Einstein's problem on the prolog

I wanted to continue the week of Einstein's task on Habré. After very and not very non-standard solutions, I would like to show how logical problems can (and should) be solved in logical programming languages ​​(sorry for the tautology).
Under the cut, you can see why the Prologue is so well suited for this task.

The task is probably already fed up with everything, so I will be brief.
Basics of the prologue are already very well written by comrade xonix , so my task is quite simple.

We will present the house as a list of 5 elements, one for each attribute: nationality of the owner, pet, brand of cigarettes, drink and color of the house, respectively.
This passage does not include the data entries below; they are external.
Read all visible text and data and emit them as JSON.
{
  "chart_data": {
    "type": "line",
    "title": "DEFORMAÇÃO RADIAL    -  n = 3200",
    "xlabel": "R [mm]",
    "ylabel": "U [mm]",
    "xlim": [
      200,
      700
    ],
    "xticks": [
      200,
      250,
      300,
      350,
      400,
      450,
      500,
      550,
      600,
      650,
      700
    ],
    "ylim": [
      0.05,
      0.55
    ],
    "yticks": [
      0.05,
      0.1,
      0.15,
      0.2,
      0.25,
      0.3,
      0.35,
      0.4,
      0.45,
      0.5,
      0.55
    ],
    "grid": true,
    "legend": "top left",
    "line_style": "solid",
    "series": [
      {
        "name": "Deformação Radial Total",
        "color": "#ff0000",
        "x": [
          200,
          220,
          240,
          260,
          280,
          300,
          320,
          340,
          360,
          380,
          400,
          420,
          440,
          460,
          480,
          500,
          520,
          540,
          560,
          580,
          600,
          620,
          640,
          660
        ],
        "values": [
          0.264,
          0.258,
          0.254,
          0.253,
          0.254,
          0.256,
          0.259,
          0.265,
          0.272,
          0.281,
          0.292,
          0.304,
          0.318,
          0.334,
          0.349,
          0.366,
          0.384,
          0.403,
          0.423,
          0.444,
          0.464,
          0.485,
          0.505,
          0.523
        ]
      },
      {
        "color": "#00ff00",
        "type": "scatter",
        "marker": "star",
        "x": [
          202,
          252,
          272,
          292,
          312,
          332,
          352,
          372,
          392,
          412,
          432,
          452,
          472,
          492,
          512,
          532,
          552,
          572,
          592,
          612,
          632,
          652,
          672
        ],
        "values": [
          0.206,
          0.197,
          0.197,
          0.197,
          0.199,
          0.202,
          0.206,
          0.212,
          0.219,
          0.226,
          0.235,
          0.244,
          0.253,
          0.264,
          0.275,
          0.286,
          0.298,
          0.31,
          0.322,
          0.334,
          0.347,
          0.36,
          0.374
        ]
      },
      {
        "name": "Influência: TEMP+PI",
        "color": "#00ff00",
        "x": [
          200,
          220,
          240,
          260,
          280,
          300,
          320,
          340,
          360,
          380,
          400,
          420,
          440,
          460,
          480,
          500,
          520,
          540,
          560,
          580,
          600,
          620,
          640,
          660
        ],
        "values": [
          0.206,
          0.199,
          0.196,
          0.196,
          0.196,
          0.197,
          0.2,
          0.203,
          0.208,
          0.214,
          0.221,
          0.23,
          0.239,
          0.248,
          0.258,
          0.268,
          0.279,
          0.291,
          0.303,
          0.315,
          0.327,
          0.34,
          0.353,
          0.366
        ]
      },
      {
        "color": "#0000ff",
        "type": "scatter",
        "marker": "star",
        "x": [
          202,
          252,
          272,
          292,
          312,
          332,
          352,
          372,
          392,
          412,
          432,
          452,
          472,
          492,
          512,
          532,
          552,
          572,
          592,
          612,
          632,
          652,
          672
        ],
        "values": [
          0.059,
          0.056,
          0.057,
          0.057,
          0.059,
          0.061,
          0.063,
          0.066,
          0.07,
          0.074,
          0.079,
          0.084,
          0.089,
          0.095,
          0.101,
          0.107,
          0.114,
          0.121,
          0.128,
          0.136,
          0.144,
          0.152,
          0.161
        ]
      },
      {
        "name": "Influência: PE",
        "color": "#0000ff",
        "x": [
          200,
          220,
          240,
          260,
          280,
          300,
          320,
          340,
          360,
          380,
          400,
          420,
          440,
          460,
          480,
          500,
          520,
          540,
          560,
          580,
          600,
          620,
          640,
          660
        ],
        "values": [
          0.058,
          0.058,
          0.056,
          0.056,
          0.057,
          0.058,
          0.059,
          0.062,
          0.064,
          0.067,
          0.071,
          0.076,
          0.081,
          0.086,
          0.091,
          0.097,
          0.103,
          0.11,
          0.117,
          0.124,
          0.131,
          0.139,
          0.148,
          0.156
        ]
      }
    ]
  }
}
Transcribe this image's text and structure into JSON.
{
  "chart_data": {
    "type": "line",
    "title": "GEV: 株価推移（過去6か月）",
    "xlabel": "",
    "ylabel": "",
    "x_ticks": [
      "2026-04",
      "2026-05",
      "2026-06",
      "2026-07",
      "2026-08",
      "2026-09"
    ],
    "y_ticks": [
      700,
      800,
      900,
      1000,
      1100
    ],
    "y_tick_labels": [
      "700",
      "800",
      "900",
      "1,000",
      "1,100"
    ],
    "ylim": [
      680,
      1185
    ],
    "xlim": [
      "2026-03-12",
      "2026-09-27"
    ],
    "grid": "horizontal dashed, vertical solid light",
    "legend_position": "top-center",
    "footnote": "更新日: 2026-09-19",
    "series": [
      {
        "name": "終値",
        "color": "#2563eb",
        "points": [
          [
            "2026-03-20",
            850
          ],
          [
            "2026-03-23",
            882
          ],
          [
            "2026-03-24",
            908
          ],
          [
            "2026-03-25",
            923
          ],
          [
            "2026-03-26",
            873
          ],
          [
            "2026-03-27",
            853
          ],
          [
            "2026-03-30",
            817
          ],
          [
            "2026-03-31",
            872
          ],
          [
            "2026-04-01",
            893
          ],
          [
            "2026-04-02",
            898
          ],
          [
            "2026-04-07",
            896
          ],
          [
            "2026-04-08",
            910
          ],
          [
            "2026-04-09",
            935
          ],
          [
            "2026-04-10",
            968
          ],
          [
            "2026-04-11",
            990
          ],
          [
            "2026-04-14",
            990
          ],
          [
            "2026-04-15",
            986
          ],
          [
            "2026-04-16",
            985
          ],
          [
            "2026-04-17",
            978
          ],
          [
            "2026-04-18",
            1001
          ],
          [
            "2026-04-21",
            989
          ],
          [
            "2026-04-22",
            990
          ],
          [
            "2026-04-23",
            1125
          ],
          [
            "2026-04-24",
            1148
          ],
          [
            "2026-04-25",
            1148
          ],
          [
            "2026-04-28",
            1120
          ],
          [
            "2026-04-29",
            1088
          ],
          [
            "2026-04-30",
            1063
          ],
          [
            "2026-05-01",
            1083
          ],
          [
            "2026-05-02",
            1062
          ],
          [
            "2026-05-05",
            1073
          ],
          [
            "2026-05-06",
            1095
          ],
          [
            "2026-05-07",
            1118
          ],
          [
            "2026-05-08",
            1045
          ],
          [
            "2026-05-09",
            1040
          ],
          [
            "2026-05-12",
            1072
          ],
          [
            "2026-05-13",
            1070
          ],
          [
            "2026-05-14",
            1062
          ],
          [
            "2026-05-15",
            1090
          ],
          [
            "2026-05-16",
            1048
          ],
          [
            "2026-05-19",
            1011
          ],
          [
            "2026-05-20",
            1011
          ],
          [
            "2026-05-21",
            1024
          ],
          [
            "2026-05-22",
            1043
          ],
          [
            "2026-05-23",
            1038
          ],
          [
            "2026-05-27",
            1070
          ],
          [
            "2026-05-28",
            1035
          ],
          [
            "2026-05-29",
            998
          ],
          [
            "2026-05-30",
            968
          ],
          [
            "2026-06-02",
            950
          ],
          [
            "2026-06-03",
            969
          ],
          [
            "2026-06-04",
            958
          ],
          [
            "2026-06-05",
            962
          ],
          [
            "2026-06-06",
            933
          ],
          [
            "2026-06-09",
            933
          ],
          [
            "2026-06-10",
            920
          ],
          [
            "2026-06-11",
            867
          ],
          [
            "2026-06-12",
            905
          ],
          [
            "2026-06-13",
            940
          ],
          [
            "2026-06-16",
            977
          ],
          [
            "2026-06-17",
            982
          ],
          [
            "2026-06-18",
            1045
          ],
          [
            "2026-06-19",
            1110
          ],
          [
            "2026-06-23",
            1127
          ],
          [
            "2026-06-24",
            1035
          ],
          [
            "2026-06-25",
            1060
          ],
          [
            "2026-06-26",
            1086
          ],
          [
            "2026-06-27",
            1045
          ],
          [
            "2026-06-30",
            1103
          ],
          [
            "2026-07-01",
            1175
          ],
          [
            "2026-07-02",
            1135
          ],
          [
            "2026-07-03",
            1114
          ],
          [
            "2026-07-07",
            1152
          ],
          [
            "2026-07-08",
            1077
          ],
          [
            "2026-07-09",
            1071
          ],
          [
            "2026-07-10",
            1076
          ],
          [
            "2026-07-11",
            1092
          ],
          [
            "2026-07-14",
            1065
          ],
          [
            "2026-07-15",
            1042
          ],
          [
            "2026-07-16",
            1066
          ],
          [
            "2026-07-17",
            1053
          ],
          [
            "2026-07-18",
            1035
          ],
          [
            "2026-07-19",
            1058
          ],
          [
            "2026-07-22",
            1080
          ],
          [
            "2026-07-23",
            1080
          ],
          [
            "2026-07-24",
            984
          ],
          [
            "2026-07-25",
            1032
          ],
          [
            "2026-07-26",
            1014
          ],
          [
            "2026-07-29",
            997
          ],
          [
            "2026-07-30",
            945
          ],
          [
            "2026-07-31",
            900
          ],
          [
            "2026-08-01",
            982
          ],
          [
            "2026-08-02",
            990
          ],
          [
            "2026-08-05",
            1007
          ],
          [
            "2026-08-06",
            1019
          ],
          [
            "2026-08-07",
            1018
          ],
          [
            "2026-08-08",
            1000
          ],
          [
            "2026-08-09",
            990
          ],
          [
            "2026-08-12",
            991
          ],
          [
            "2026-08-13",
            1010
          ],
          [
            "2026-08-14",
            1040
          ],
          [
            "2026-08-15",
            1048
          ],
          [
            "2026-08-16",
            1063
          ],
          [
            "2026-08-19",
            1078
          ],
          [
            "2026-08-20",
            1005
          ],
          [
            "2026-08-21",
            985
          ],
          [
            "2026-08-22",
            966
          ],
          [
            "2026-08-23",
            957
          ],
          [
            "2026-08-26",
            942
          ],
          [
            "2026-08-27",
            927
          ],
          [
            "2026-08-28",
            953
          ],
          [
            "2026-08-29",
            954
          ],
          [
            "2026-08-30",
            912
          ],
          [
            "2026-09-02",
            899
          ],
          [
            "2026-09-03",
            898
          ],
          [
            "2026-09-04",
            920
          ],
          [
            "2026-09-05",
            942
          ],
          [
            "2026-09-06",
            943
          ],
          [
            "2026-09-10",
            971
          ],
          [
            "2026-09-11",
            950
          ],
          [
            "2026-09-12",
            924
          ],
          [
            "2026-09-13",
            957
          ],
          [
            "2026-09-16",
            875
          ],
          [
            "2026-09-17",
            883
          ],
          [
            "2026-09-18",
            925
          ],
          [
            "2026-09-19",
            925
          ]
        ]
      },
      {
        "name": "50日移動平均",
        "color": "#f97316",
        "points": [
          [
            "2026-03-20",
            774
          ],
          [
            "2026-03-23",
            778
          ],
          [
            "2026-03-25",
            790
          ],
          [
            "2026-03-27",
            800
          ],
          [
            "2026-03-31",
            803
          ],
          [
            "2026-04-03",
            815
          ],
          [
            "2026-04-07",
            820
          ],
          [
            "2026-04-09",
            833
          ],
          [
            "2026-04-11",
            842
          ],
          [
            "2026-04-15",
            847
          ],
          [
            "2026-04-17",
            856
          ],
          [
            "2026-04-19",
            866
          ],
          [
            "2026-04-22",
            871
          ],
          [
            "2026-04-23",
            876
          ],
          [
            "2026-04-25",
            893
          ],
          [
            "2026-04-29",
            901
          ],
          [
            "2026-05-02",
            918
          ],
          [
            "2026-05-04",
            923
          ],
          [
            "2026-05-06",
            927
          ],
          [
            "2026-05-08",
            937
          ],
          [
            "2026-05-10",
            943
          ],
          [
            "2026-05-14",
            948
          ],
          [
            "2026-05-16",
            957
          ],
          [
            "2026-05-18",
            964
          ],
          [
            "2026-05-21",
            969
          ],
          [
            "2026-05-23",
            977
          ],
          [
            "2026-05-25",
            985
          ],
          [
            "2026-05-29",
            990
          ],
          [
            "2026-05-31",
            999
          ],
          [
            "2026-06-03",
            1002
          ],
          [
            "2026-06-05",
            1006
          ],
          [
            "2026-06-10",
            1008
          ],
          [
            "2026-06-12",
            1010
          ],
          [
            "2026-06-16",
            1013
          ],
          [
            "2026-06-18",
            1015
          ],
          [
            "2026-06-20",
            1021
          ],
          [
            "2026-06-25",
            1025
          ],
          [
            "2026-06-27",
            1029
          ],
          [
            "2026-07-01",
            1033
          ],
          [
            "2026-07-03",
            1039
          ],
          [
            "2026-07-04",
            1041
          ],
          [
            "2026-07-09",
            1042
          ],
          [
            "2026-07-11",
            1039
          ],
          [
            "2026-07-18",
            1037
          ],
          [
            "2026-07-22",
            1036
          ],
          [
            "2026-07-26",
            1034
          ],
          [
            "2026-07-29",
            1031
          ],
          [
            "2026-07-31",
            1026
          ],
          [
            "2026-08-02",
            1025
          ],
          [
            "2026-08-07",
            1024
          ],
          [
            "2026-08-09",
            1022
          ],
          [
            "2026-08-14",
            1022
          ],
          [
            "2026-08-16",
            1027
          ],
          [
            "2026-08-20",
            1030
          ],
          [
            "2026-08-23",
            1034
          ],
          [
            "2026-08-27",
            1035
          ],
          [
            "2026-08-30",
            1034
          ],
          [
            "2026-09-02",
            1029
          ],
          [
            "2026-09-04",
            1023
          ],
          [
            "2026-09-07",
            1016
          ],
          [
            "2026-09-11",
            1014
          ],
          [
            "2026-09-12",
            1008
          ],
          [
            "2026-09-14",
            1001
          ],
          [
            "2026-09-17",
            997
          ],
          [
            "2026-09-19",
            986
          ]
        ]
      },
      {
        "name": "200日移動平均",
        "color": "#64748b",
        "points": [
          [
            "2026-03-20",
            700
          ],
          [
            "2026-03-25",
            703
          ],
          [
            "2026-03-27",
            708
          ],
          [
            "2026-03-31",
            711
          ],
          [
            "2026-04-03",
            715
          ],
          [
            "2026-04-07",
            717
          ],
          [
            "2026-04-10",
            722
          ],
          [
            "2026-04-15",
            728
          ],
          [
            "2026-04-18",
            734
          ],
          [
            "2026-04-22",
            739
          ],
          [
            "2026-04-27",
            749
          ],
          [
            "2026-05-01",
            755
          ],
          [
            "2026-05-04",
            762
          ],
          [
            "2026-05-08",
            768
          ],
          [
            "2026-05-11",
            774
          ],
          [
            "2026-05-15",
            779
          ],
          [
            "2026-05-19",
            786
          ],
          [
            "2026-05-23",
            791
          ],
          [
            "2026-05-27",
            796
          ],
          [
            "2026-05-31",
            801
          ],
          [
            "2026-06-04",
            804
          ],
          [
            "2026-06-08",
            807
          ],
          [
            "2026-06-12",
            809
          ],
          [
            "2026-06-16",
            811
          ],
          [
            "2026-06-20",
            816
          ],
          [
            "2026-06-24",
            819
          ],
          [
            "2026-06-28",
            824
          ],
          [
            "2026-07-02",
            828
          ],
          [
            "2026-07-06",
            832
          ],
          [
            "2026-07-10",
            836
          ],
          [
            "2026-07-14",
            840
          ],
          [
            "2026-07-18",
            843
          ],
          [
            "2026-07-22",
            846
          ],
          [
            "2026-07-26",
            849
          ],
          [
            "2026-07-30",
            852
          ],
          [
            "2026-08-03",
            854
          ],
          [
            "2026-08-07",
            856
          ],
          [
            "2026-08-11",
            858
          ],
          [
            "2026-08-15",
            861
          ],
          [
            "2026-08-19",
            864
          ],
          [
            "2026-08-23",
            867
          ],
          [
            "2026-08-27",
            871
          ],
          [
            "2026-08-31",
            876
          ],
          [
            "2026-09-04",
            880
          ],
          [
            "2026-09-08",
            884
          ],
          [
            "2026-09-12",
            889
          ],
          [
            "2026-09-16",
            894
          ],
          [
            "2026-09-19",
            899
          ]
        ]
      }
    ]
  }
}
There are 5 houses altogether, therefore we will search for a solution among the lists (lists) of length 5.
To do this, we need standard predicates:

• member (Elem, List) - true if the Elem element is in the List
• nth1 (N, List, Elem) - true if the Elem element in the List is in the Nth position (the count starts from 1)
• nextto (X, Y, List) - true if X is before (to the left of) Y in the List

Also, we need to be able to say that 2 houses are next to each other. This can be implemented with such a simple predicate:

neighbors ( X , Y , List ) :- nextto ( X , Y , List ) .
neighbors ( X , Y , List ) :- nextto ( Y , X , List ) .


That is, either X is to the left of Y, or vice versa.
')
And here is the solution:

einstein :-
/* 0. 5 */
Houses = [ _ , _ , _ , _ , _ ] ,
/* 1. . */
nth1 ( 1 , Houses , [ norwegian , _ , _ , _ , _ ] ) ,
/* 2. . */
member ( [ englishman , _ , _ , _ , red ] , Houses ) ,
/* 3. , . */
nextto ( [ _ , _ , _ , _ , green ] , [ _ , _ , _ , _ , white ] , Houses ) ,
/* 4. . */
member ( [ dane , _ , _ , tea , _ ] , Houses ) ,
/* 5. , Marlboro, , . */
neighbors ( [ _ , _ , marlboro , _ , _ ] , [ _ , cat , _ , _ , _ ] , Houses ) ,
/* 6. , , Dunhill. */
member ( [ _ , _ , dunhill , _ , yellow ] , Houses ) ,
/* 7. Rothmans. */
member ( [ german , _ , rothmans , _ , _ ] , Houses ) ,
/* 8. , , . */
nth1 ( 3 , Houses , [ _ , _ , _ , milk , _ ] ) ,
/* 9. , Marlboro, . */
neighbors ( [ _ , _ , marlboro , _ , _ ] , [ _ , _ , _ , water , _ ] , Houses ) ,
/* 10. , Pall Mall, . */
member ( [ _ , bird , pallmall , _ , _ ] , Houses ) ,
/* 11. . */
member ( [ swede , dog , _ , _ , _ ] , Houses ) ,
/* 12. . */
neighbors ( [ norwegian , _ , _ , _ , _ ] , [ _ , _ , _ , _ , blue ] , Houses ) ,
/* 13. , , . */
member ( [ _ , horse , _ , _ , blue ] , Houses ) ,
/* 14. , Winfield, . */
member ( [ _ , _ , winfield , beer , _ ] , Houses ) ,
/* 15. . */
member ( [ _ , _ , _ , coffee , green ] , Houses ) ,

/* , : ? */
member ( [ Owner , fish , _ , _ , _ ] , Houses ) ,

/* */
print ( 'Owner of the fish: ' ) , print ( Owner ) , nl ,
print ( 'Full Solution: ' ) , print ( Houses ) , nl .



As you can see, the total number of lines in the program almost coincides with the number of conditions in the original task.
And the lines themselves are read almost as original conditions. Prologue is a very declarative language, we just need to describe what we want from it.
The interpreter does all the dirty work for us, and fast enough. On my machine, the script runs in 0.08sec, if you compile it will be a little faster.

To run the program you need to install SWI-Prolog yourself, copy the text to the file and add just such a hash-bang:
# ! / usr / bin / pl - q - t einstein - s
(well, or take the code from here )

These functions are included in the standard library. These are here for completeness of the solution, to show that even on a “clean” Prolog the solution is not much more.

member ( X , [ X | _]).
member ( X , [_ | Rest ]) :- member ( X , Rest ).

nth1 ( 1 , [ Elem | _], Elem ).
nth1 ( N , [_ | Rest ], Elem ) :- N > 1 , K is N - 1 , nth1 ( K , Rest , Elem ).

nextto ( L , R , [ L , R | _]).
nextto ( L , R , [_ | Rest ]) :- nextto ( L , R , Rest ).


Also, conditions 0, 1 and 8 can be simplified to one:

Houses = [[norwegian,_,_,_,_],_,[_,_,_,milk,_],_,_]

then the nth1 predicate is not needed, but I wanted to be as close as possible to the original.